Após a greve dos delegados de polícia da Paraíba completar um mês, na segunda-feira (5), o governo estadual decidiu aumentar a pressão para forçar a volta ao trabalho dos manifestantes.

O movimento grevista diz que há ao menos 200 de braços cruzados e mais de 8.000 inquéritos parados. O governo nega e afirma que são apenas cem delegados (de um total de 307 no Estado).

É a primeira grande crise administrativa do governo Cássio Cunha Lima (PSDB) desde que o TSE confirmou sua cassação em novembro. Cunha Lima segue no cargo graças a uma liminar do próprio TSE.

A Secretaria Estadual da Segurança e da Defesa Social espera receber nesta quinta-feira (8) pela manhã uma lista com o nome de todos os delegados faltosos.

O secretário Eitel Santiago diz que, com essa listagem em mãos, determinará o corte de ponto retroativo a 22 de dezembro e a abertura de processos administrativos contra os citados, com o objetivo de excluí-los do serviço público.

"Os apelos que tínhamos que fazer já fizemos. Lamentavelmente esses delegados vão terminar perdendo o emprego. Vamos demitir por abandono de emprego", diz o secretário.

Em 17 de dezembro, a Justiça decidiu que a greve deveria ser suspensa imediatamente, sob pena de pagamento de multa de R$ 3.000 por dia por cada uma das cinco entidades envolvidas. Diante da pressão, os agentes de polícia voltaram ao trabalho.
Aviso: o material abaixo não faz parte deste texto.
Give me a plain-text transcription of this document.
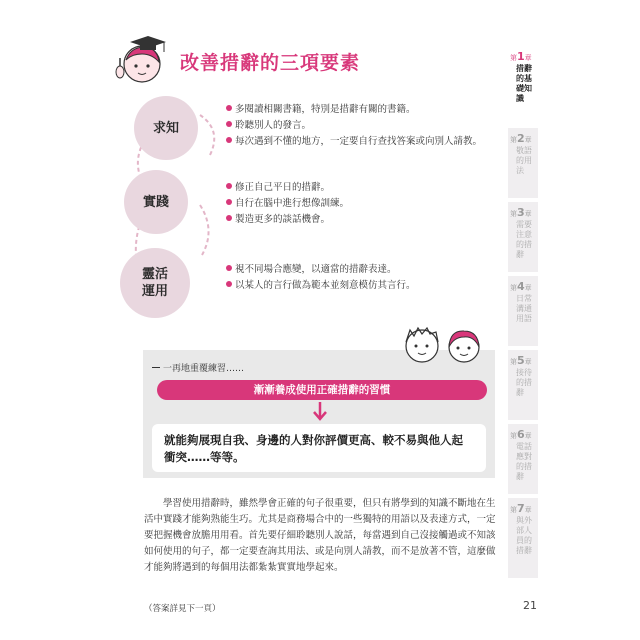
改善措辭的三項要素
求知
實踐
靈活
運用
多閱讀相關書籍，特別是措辭有關的書籍。
聆聽別人的發言。
每次遇到不懂的地方，一定要自行查找答案或向別人請教。
修正自己平日的措辭。
自行在腦中進行想像訓練。
製造更多的談話機會。
視不同場合應變，以適當的措辭表達。
以某人的言行做為範本並刻意模仿其言行。
一再地重覆練習……
漸漸養成使用正確措辭的習慣
就能夠展現自我、身邊的人對你評價更高、較不易與他人起衝突……等等。
學習使用措辭時，雖然學會正確的句子很重要，但只有將學到的知識不斷地在生活中實踐才能夠熟能生巧。尤其是商務場合中的一些獨特的用語以及表達方式，一定要把握機會放膽用用看。首先要仔細聆聽別人說話，每當遇到自己沒接觸過或不知該如何使用的句子，都一定要查詢其用法、或是向別人請教，而不是放著不管，這麼做才能夠將遇到的每個用法都紮紮實實地學起來。
（答案詳見下一頁）	21
第1章
措辭的基礎知識
第2章
敬語的用法
第3章
需要注意的措辭
第4章
日常溝通用語
第5章
接待的措辭
第6章
電話應對的措辭
第7章
與外部人員的措辭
Além de aumento salarial --hoje, o delegado em início de carreira recebe R$ 5.070--, os grevistas querem a revisão de uma lei aprovada pela Assembleia Legislativa que conferiu poderes de investigação à Polícia Militar paraibana.
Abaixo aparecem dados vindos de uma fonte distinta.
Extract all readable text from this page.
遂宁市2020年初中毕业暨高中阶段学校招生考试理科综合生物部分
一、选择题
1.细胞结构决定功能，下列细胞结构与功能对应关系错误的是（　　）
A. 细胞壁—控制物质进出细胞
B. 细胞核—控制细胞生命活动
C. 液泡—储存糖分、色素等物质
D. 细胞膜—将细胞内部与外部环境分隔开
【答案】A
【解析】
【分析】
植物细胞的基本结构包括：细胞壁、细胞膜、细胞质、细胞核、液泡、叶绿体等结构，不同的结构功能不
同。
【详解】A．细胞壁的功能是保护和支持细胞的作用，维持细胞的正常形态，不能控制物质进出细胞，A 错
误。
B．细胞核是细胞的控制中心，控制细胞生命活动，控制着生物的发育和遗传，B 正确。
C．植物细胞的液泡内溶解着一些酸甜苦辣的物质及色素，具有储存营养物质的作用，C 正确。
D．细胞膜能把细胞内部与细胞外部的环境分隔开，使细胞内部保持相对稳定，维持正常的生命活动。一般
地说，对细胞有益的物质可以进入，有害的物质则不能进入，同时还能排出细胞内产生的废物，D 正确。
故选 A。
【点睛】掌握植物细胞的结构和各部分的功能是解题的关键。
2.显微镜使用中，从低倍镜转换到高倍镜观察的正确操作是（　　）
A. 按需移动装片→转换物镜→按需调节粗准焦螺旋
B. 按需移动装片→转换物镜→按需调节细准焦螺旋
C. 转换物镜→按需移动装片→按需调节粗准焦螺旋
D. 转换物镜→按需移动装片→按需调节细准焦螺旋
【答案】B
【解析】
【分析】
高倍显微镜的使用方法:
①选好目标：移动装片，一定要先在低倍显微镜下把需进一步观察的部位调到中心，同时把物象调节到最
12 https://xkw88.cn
A Adepdel (Associação de Defesa das Prerrogativas dos Delegados da Polícia Civil da Paraíba), uma das duas entidades que permanecem puxando a greve, diz que entrará nesta quinta com um recurso no Tribunal de Justiça contestando a decisão do próprio tribunal, que determinou a suspensão da greve e o pagamento de multa.

Em caso de derrota na Justiça, Lameirão diz que será convocada uma assembleia para "verificar qual o entendimento da categoria sobre a situação".